A job that usually takes 10 minutes suddenly takes 2 hours. This might be fine, or it might mean something's wrong.

Good monitoring tools let you track job duration, not just completion. If a job starts taking significantly longer than usual, that's worth investigating.

The job overlaps with itself

Your hourly job takes 90 minutes to run. Now you've got two instances running at once, possibly fighting over the same resources.

This isn't strictly a monitoring problem, but it's something to watch for. Use a lockfile or flock to prevent overlapping runs:

0 * * * * flock -n /tmp/myjob.lock /home/user/myjob.sh && curl ...

Environment differences

This one's classic: the job works when you run it manually, but fails under cron.

Cron runs with a minimal environment. Your $PATH is different, your shell config isn't loaded, and environment variables you take for granted aren't set.

Always use full paths in cron jobs, and set any required environment variables explicitly.

The server rebooted

Cron usually starts automatically on boot, but not always. And even if cron is running, your job might depend on other services that aren't ready yet.

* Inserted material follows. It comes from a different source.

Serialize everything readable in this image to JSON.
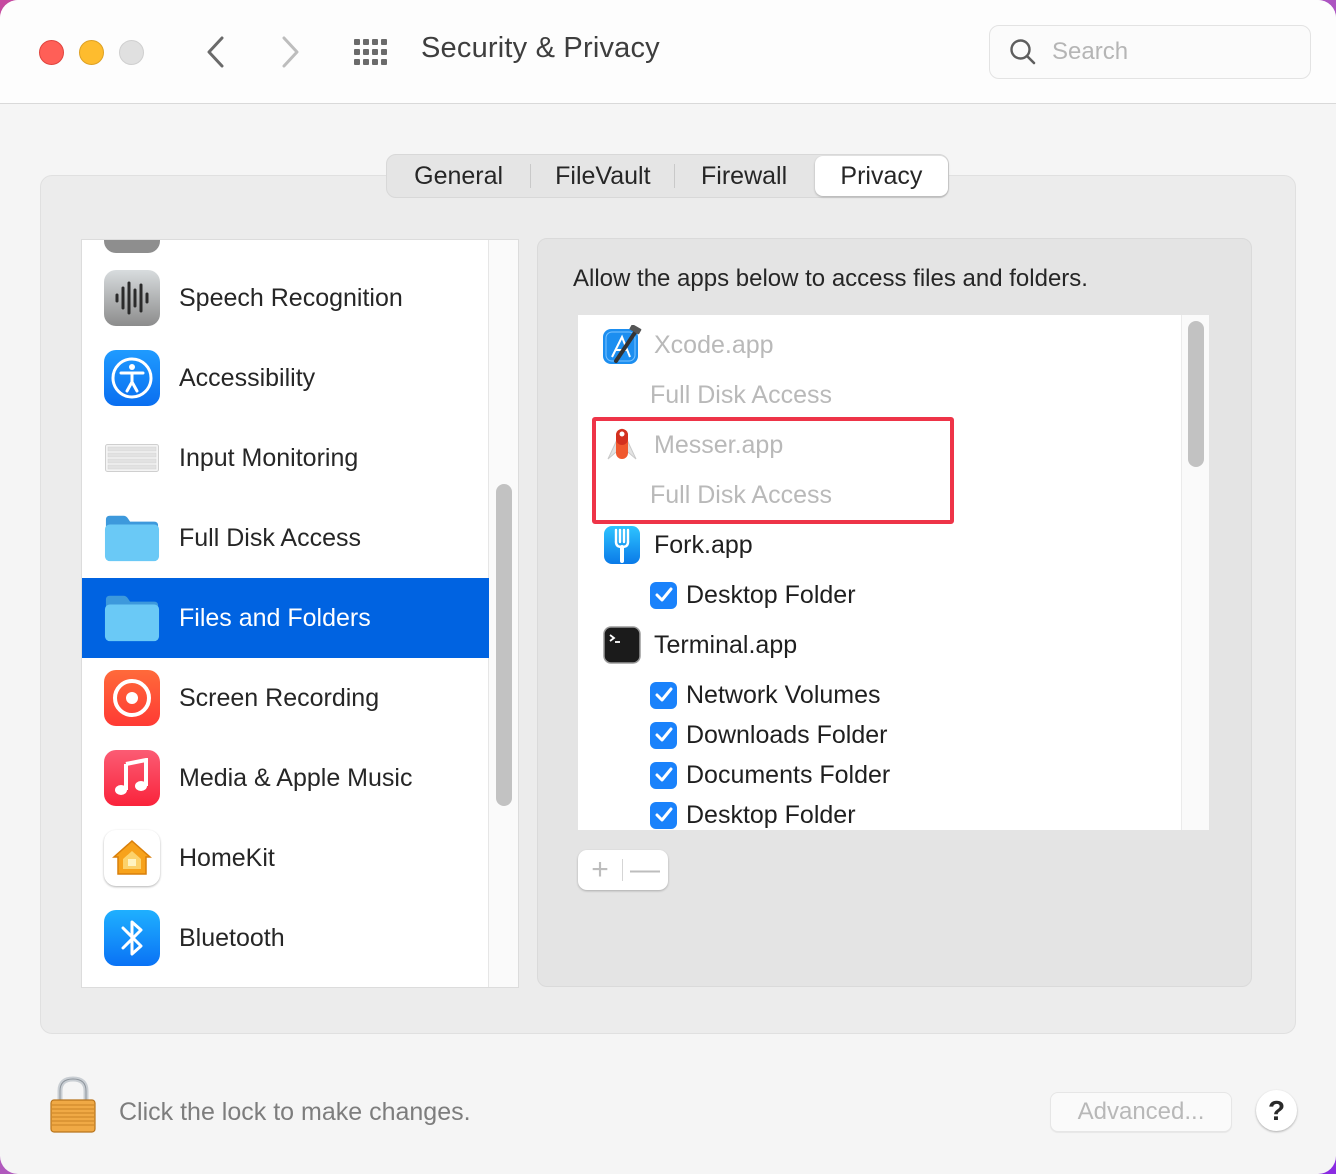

This is where heartbeat monitoring really shines - if the job doesn't run after a reboot, you'll know.

What to monitor

Not every cron job needs monitoring. Here's how I think about it:

Always monitor:

Backups (you really don't want to find out these stopped working when you need them)
Jobs that affect money (billing, invoices, payments)
Data pipelines and syncs
Security-related jobs (certificate renewal, log rotation)

Probably monitor:

Reports and notifications
Cleanup jobs
Health checks

Maybe skip:

Low-importance jobs you'd barely notice if they stopped
Jobs that have other visible effects when they fail

The rule of thumb: if you'd want to know within an hour that this job stopped running, monitor it.

Silent failures are the worst kind of failures. By the time you notice something's wrong, the damage is already done.

Adding a simple ping to your cron jobs takes about 30 seconds per job. It's one of those small investments that pays off enormously when things go wrong.

And things always go wrong eventually.